Here are my thoughts:
I) $$F(X<x)=1-\exp(-\lambda_ix) => F(X>x)=\exp(-\lambda_ix)$$
$$P(t+s>x|t>x)=\frac{P(t>x|t+s>x)P(t+s>x)}{P(t>x)}=\frac{1\exp(-\lambda_i(t+s))}{\exp(-\lambda_i(t)}=\exp(-\lambda_is)$$
$$P=p_1\exp(-\lambda_1s)+p_2\exp(-\lambda_2s)$$
It seems to me very strange that the final result does not depend on t. It is possible that this is directly related to the exponential distribution property (no memory), but I'm not sure.

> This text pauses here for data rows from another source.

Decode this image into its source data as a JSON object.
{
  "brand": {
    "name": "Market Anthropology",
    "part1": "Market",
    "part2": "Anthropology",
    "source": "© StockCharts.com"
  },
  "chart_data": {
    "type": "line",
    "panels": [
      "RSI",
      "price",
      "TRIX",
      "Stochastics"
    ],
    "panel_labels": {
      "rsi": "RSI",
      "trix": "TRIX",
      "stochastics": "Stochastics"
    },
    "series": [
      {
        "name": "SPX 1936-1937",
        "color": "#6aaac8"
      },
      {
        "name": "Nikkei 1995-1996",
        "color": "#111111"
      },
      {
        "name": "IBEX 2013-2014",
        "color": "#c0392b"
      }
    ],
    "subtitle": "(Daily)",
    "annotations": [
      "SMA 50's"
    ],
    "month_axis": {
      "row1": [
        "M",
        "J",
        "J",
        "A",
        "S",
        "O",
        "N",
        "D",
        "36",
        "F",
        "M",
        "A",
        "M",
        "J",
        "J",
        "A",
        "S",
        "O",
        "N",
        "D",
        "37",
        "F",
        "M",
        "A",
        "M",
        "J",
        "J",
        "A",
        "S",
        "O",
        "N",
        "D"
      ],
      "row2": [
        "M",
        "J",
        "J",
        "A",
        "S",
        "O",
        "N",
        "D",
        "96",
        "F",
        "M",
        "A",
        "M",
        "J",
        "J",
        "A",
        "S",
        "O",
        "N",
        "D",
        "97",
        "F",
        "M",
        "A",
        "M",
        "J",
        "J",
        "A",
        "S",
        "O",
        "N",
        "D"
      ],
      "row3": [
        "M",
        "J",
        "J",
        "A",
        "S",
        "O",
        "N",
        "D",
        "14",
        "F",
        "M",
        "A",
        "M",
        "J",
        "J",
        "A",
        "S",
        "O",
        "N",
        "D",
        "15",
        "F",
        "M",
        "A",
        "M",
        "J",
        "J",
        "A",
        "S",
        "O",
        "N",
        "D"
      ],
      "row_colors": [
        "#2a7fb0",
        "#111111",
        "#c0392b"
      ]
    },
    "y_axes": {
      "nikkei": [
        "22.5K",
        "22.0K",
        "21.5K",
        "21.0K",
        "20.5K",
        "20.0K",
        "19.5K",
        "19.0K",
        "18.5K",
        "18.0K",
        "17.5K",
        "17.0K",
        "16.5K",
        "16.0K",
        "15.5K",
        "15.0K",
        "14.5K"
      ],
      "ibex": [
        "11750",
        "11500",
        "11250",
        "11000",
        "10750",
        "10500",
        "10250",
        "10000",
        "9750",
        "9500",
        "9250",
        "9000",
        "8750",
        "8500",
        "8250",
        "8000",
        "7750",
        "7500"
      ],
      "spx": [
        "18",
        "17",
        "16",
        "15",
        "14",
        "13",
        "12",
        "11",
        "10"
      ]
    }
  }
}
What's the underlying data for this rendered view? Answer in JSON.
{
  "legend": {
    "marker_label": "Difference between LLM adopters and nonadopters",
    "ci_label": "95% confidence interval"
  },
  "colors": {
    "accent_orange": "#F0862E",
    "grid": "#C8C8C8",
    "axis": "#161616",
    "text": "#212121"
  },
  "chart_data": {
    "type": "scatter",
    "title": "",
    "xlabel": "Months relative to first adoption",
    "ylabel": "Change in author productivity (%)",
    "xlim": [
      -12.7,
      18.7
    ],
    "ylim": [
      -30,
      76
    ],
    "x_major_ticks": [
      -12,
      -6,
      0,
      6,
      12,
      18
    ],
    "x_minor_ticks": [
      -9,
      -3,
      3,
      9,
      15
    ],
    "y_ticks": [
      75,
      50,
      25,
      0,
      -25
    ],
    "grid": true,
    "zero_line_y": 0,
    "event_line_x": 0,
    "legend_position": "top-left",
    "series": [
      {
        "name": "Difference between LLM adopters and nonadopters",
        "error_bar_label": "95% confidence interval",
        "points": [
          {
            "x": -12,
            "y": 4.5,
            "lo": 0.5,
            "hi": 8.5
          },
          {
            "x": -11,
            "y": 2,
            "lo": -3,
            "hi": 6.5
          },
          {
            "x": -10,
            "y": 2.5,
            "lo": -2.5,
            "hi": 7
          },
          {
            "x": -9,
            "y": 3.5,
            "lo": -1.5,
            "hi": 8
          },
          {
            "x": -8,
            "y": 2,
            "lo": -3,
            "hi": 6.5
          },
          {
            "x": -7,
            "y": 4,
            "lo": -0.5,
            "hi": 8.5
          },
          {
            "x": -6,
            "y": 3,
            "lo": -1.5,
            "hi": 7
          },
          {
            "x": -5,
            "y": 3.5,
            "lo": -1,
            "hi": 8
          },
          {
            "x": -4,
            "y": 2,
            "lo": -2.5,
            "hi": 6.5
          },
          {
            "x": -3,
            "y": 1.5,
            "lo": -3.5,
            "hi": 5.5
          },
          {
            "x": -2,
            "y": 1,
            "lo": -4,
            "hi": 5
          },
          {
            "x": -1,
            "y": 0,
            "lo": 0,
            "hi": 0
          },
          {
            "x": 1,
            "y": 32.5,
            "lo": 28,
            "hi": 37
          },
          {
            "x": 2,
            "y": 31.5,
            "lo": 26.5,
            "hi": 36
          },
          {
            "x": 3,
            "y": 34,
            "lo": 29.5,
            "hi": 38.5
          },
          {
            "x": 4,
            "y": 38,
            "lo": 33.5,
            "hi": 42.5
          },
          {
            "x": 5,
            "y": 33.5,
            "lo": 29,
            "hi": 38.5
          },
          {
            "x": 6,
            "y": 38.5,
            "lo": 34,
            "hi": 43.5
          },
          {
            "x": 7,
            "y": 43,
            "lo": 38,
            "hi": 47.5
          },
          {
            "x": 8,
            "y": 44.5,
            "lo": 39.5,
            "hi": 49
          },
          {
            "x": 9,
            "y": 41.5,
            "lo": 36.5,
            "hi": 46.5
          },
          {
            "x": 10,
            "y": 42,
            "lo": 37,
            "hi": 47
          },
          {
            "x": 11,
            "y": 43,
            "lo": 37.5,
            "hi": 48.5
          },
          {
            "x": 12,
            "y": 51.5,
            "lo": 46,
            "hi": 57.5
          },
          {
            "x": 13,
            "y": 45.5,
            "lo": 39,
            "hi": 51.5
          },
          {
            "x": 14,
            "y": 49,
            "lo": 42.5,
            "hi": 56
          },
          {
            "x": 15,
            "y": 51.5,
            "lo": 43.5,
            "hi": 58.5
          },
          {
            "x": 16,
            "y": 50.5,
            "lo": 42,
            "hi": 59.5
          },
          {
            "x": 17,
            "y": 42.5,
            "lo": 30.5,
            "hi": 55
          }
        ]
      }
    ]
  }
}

I will be glad to any feedback
Let $B_1$ (similarly $B_2$) be the event that battery $1$ (similarly battery $2$) was the one picked. Let $X$ be the lifetime. Then,
\begin{eqnarray*} P\left(X > t+s\,|\,X>t,B_1\right) &=& e^{-\lambda_1 s},\\ P\left(X > t+s\,|\,X>t,B_2\right) &=& e^{-\lambda_2 s}. \end{eqnarray*}
We then calculate
\begin{equation*} P\left(X >t+s\,|\,X>t\right) = P\left(X >t+s\,|\,X>t,B_1\right)P\left(B_1\,|\,X>t\right) + P\left(X >t+s\,|\,X>t,B_2\right)P\left(B_2\,|\,X>t\right). \end{equation*}
Some of these expressions we have computed. It remains to calculate
\begin{equation*} P\left(B_1\,|\,X>t\right) = \frac{P\left(X>t\,|\,B_1\right)P\left(B_1\right)}{P\left(X>t\,|\,B_1\right)P\left(B_1\right) + P\left(X>t\,|\,B_2\right)P\left(B_2\right)}. \end{equation*}
The other conditional probability is found similarly. So, the answer does depend on $s$ and $t$. You use memorylessness to compute probabilities of the form $P\left(X>t+s\,|\,X>t,B_i\right)$, but you still need probabilities of the form $P\left(B_i\,|\,X>t\right)$, which do depend on $t$.